"Let me imagine some. Say that it was night, late night, at an hour when the most hardened amongst us are in a peculiarly responsive condition; say that he had been, spending hours near the house of the woman he had long loved but had quite despaired of winning in his greatly hampered condition, and with the fever of this longing upon him, but restrained by emotions the nature of which we can not surmise, had now found his way down to the river—to the spot where boats have clustered and men crouched in the gruesome and unavailing search we know of; say that he hung there long over the water, gazing down in silence, in solitude, alone, as he thought, with his own conscience and the suggestions offered by that running stream where some still think, despite facts, despite all the probabilities, that Gwendolen has found rest, and when his heart was full, should be seen to strike his breast and utter, with a quick turn of his face up the hill, this one word, 'Guilty'?"
"What would I think?
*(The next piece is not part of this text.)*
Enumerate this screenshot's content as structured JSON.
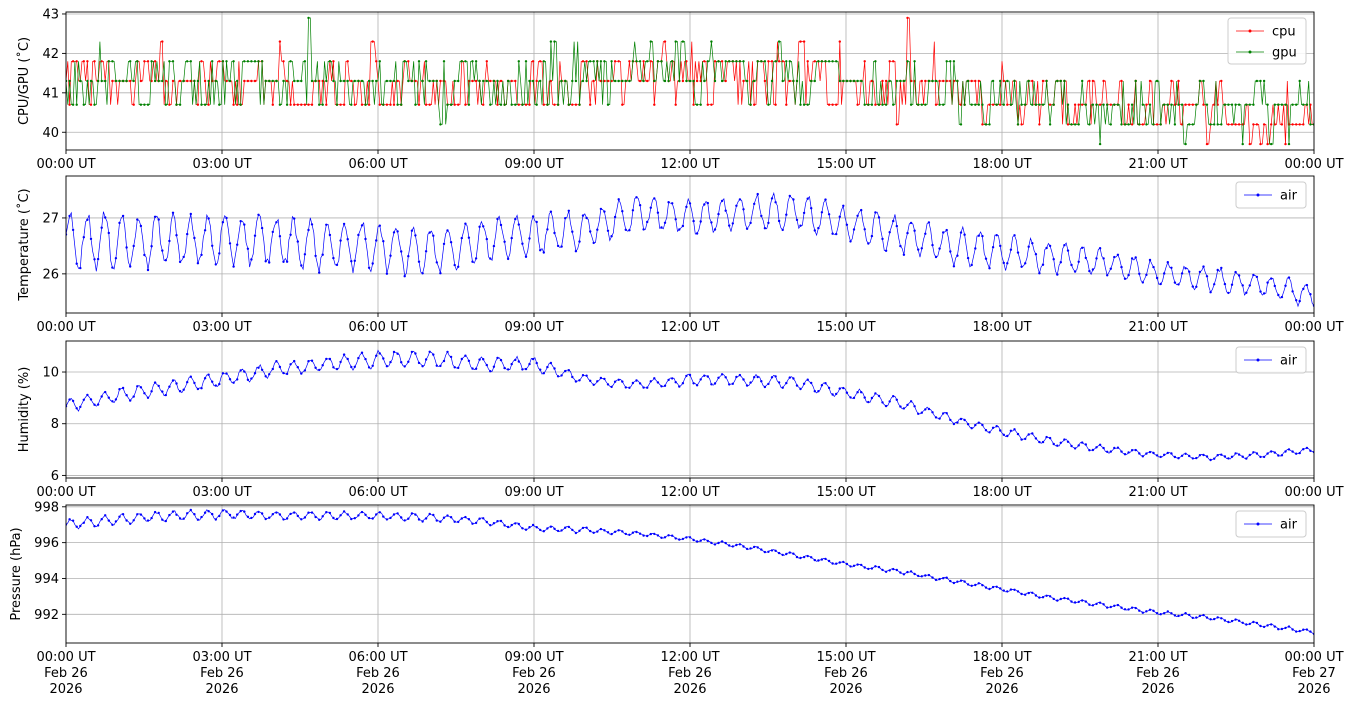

This: That being overwrought by the struggle you mention (a struggle we can possibly understand when we consider the unavoidable consciousness which must be his of the great change which would be effected in all his prospects if Gwendolen should not be found), he gave the name of guilt to feelings which some would call simply human."
"Ellie, you are an oracle." This thought of hers had been my thought ever since I had had time really to reflect upon the matter. "I wonder if you will have an equally wise reply to give to my next question?"
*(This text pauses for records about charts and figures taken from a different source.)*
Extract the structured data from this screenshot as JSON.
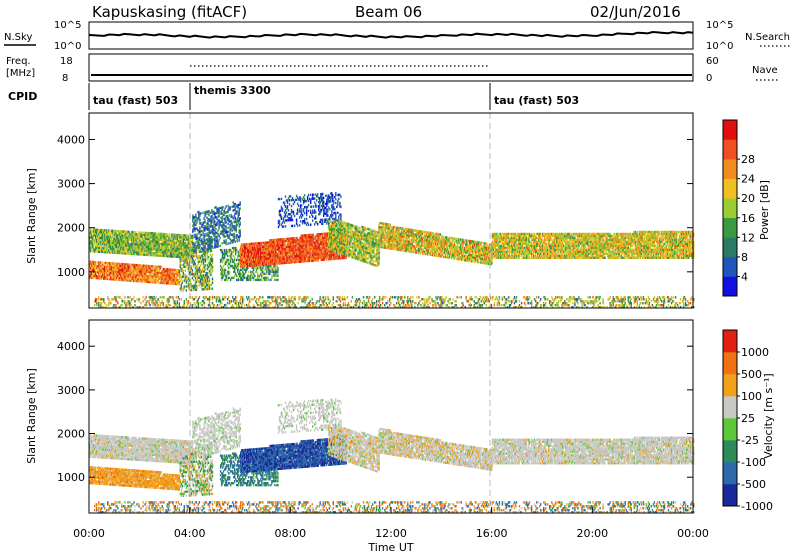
{
  "header": {
    "station": "Kapuskasing (fitACF)",
    "beam": "Beam 06",
    "date": "02/Jun/2016"
  },
  "nsky_panel": {
    "left_label": "N.Sky",
    "left_ticks": [
      "10^5",
      "10^0"
    ],
    "right_label": "N.Search",
    "right_ticks": [
      "10^5",
      "10^0"
    ]
  },
  "freq_panel": {
    "left_label_line1": "Freq.",
    "left_label_line2": "[MHz]",
    "left_ticks": [
      "18",
      "8"
    ],
    "right_label": "Nave",
    "right_ticks": [
      "60",
      "0"
    ]
  },
  "cpid_panel": {
    "label": "CPID",
    "segments": [
      {
        "name": "tau (fast) 503",
        "start": 0,
        "end": 4
      },
      {
        "name": "themis 3300",
        "start": 4,
        "end": 16
      },
      {
        "name": "tau (fast) 503",
        "start": 16,
        "end": 24
      }
    ]
  },
  "chart_data": [
    {
      "type": "heatmap",
      "quantity": "power",
      "ylabel": "Slant Range [km]",
      "ylim": [
        180,
        4600
      ],
      "yticks": [
        1000,
        2000,
        3000,
        4000
      ],
      "colorbar_label": "Power [dB]",
      "colorbar_ticks": [
        "4",
        "8",
        "12",
        "16",
        "20",
        "24",
        "28"
      ],
      "colors": [
        "#1010e0",
        "#2255bb",
        "#2a7a66",
        "#3a9a40",
        "#9acd32",
        "#f0c020",
        "#f28c1f",
        "#f05020",
        "#e01010"
      ]
    },
    {
      "type": "heatmap",
      "quantity": "velocity",
      "xlabel": "Time UT",
      "xticks": [
        "00:00",
        "04:00",
        "08:00",
        "12:00",
        "16:00",
        "20:00",
        "00:00"
      ],
      "ylabel": "Slant Range [km]",
      "ylim": [
        180,
        4600
      ],
      "yticks": [
        1000,
        2000,
        3000,
        4000
      ],
      "colorbar_label": "Velocity [m s⁻¹]",
      "colorbar_ticks": [
        "1000",
        "500",
        "100",
        "25",
        "-25",
        "-100",
        "-500",
        "-1000"
      ],
      "colors": [
        "#1a2a9a",
        "#2e6aaa",
        "#2f8a5a",
        "#5ac83a",
        "#c8c8c4",
        "#f2a11a",
        "#f07012",
        "#e02010"
      ]
    }
  ]
}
"I can not say. I speak from intuition; I am not really wise."
"Intuition is above wisdom. Does your intuition tell you that Mrs. Carew is the true friend she professes to be to Mrs. Ocumpaugh?"
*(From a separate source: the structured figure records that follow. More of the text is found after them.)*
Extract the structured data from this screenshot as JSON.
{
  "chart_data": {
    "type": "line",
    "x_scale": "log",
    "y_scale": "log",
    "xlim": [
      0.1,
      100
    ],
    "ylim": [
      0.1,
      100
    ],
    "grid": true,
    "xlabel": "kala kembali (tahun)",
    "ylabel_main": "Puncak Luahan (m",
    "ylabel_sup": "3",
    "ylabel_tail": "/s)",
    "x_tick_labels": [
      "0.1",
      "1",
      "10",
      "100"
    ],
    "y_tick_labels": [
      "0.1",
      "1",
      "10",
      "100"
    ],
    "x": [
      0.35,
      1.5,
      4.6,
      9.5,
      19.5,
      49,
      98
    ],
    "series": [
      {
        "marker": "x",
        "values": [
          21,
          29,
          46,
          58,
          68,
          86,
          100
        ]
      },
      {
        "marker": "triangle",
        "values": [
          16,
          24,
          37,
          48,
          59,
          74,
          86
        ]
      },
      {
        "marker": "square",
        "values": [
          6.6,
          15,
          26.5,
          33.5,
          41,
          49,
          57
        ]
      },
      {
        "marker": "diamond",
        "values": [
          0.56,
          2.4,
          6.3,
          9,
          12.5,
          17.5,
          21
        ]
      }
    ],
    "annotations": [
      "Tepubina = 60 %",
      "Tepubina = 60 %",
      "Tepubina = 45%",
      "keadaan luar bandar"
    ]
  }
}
"Ah, that is a different thing!"
The clear brow I loved—there! how words escape a man!—lost its smoothness and her eyes took on a troubled aspect, while her words came slowly.
"I do not know how to answer that offhand. Sometimes I have felt that her very soul was knit to that of Mrs. Ocumpaugh, and again I have had my doubts. But never deep ones; never any such as would make it easy for me to answer the question you have just put me."
"Was her love for Gwendolen sincere?" I asked.
"Oh, yes; oh, yes. That is, I always thought so, and with no qualification, till something in her conduct when she first heard of Gwendolen's disappearance—I can not describe it—gave me a sense of disappointment. She was shocked, of course, and she was grieved, but not hopelessly so. There was something lacking in her manner—we all felt it; Mrs. Ocumpaugh felt it, and let her dear friend go the moment she showed the slightest inclination to do so."